First, a study conducted that aimed to highlight mothers’ dental health beliefs, carried using unstructured questionnaires provided concrete information about how they feel about dental development of their children.  A similar methodology using interviews was conducted to identify barriers to prevention of caries on children. The studies aimed to provide information to dental care professionals to concentrate on the dental pain of children and to appreciate the psycho-social impacts on the dental health of children.

Another study meant to recognize factors that influenced patients’ visits to dentists and their expectations during emergency services. Certain issues rose from the research that comprised of patience satisfaction, fear, anxiety and cost of such attendance. Likewise, a study evaluated on the perceptions of dental health on people with damaged teeth that used open-ended interviews and provided information on certain aspects of dental health that patients had information on. It summarized that there was need for greater understanding between dentists and patients in addition to other professionals.

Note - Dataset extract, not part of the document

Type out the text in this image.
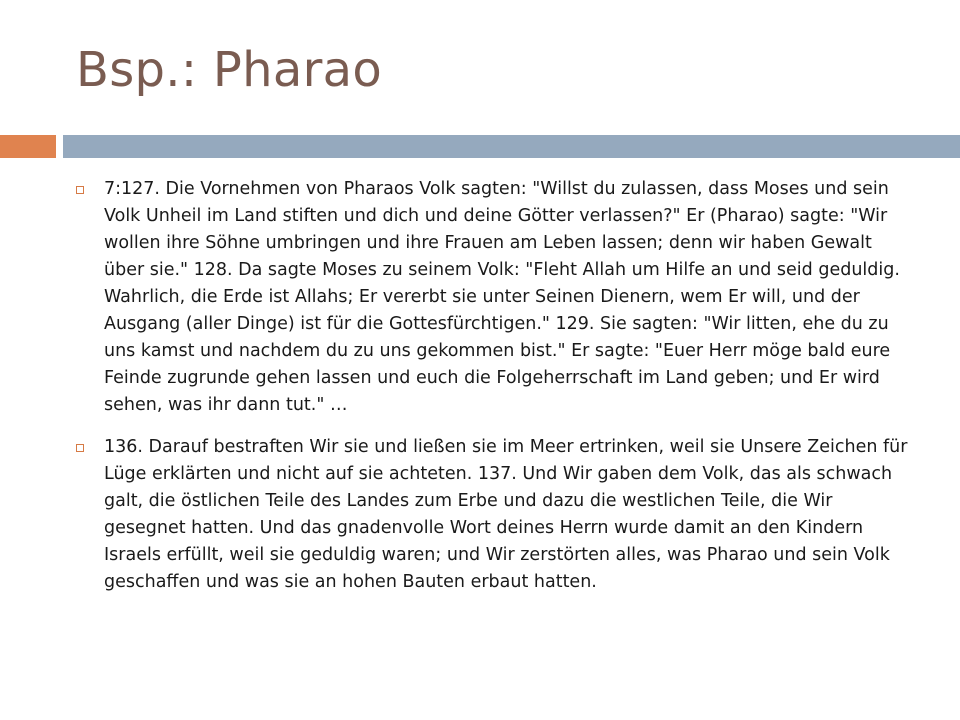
Bsp.: Pharao

7:127. Die Vornehmen von Pharaos Volk sagten: "Willst du zulassen, dass Moses und sein Volk Unheil im Land stiften und dich und deine Götter verlassen?" Er (Pharao) sagte: "Wir wollen ihre Söhne umbringen und ihre Frauen am Leben lassen; denn wir haben Gewalt über sie." 128. Da sagte Moses zu seinem Volk: "Fleht Allah um Hilfe an und seid geduldig. Wahrlich, die Erde ist Allahs; Er vererbt sie unter Seinen Dienern, wem Er will, und der Ausgang (aller Dinge) ist für die Gottesfürchtigen." 129. Sie sagten: "Wir litten, ehe du zu uns kamst und nachdem du zu uns gekommen bist." Er sagte: "Euer Herr möge bald eure Feinde zugrunde gehen lassen und euch die Folgeherrschaft im Land geben; und Er wird sehen, was ihr dann tut." …

136. Darauf bestraften Wir sie und ließen sie im Meer ertrinken, weil sie Unsere Zeichen für Lüge erklärten und nicht auf sie achteten. 137. Und Wir gaben dem Volk, das als schwach galt, die östlichen Teile des Landes zum Erbe und dazu die westlichen Teile, die Wir gesegnet hatten. Und das gnadenvolle Wort deines Herrn wurde damit an den Kindern Israels erfüllt, weil sie geduldig waren; und Wir zerstörten alles, was Pharao und sein Volk geschaffen und was sie an hohen Bauten erbaut hatten.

Other studies conducted using qualitative research methods investigated on the factors impacting on decision making by the dentistry professionals including their knowledge, practices and attitudes. This study also highlighted on staff fears, financial burden, personal risk faced by the professionals in the course of their service delivery. Behaviors of caregivers in dealing with patient with toothache problems have also been investigated that has recommended that such patients require psychological preparation rather than just alleviating pain.


A lot of recognition has been given to qualitative techniques in the healthcare field. This is because it provides a better platform for answering questions and issues that may not be easily performed by quantitative techniques. In addition, it brings out the understanding of the concept or issue under study based on the socio-cultural background in which the study is conducted thereby increasing knowledge wealth. Since healthcare research has all a long been based on quantitative methods, there is a need for a detailed understanding of the theory basis, methods and evaluation procedures to be used in this kind of research.


Barnett-Page, E. & Thomas, J. (2009). ‘Methods for the synthesis of qualitative research: a critical review.’ BMC Medical Research Methodology.

Burnard, P., Gill, P., Stewart, K., Treasure, E. & Chadwick, B. (2008). ‘Analysing and presenting qualitative data.’ British Dental Journal, 204:429-432.

Krauss, S. E. (2005). ‘Research Paradigms and Meaning Making: A Primer.’ The Qualitative Report,        10:758-770.

Krithikadatta, J. (2012). ‘Research methodology in Dentistry: Part I- The essentials and relevance of research.’ J Conserv Dent, 15:5-11.

Meadows, L. M. (2003). ‘Keeping up Appearances: Using Qualitative Research to Enhance Knowledge of Dental Practice.’ Journal of Dental Education.

Patton, M. Q. & Cochran, M. (2002). A Guide to Using Qualitative Research Methodology.

Sofaer, S. (2002). ‘Qualitative Research methods. International Journal of Quality in Care 14(4):329-336.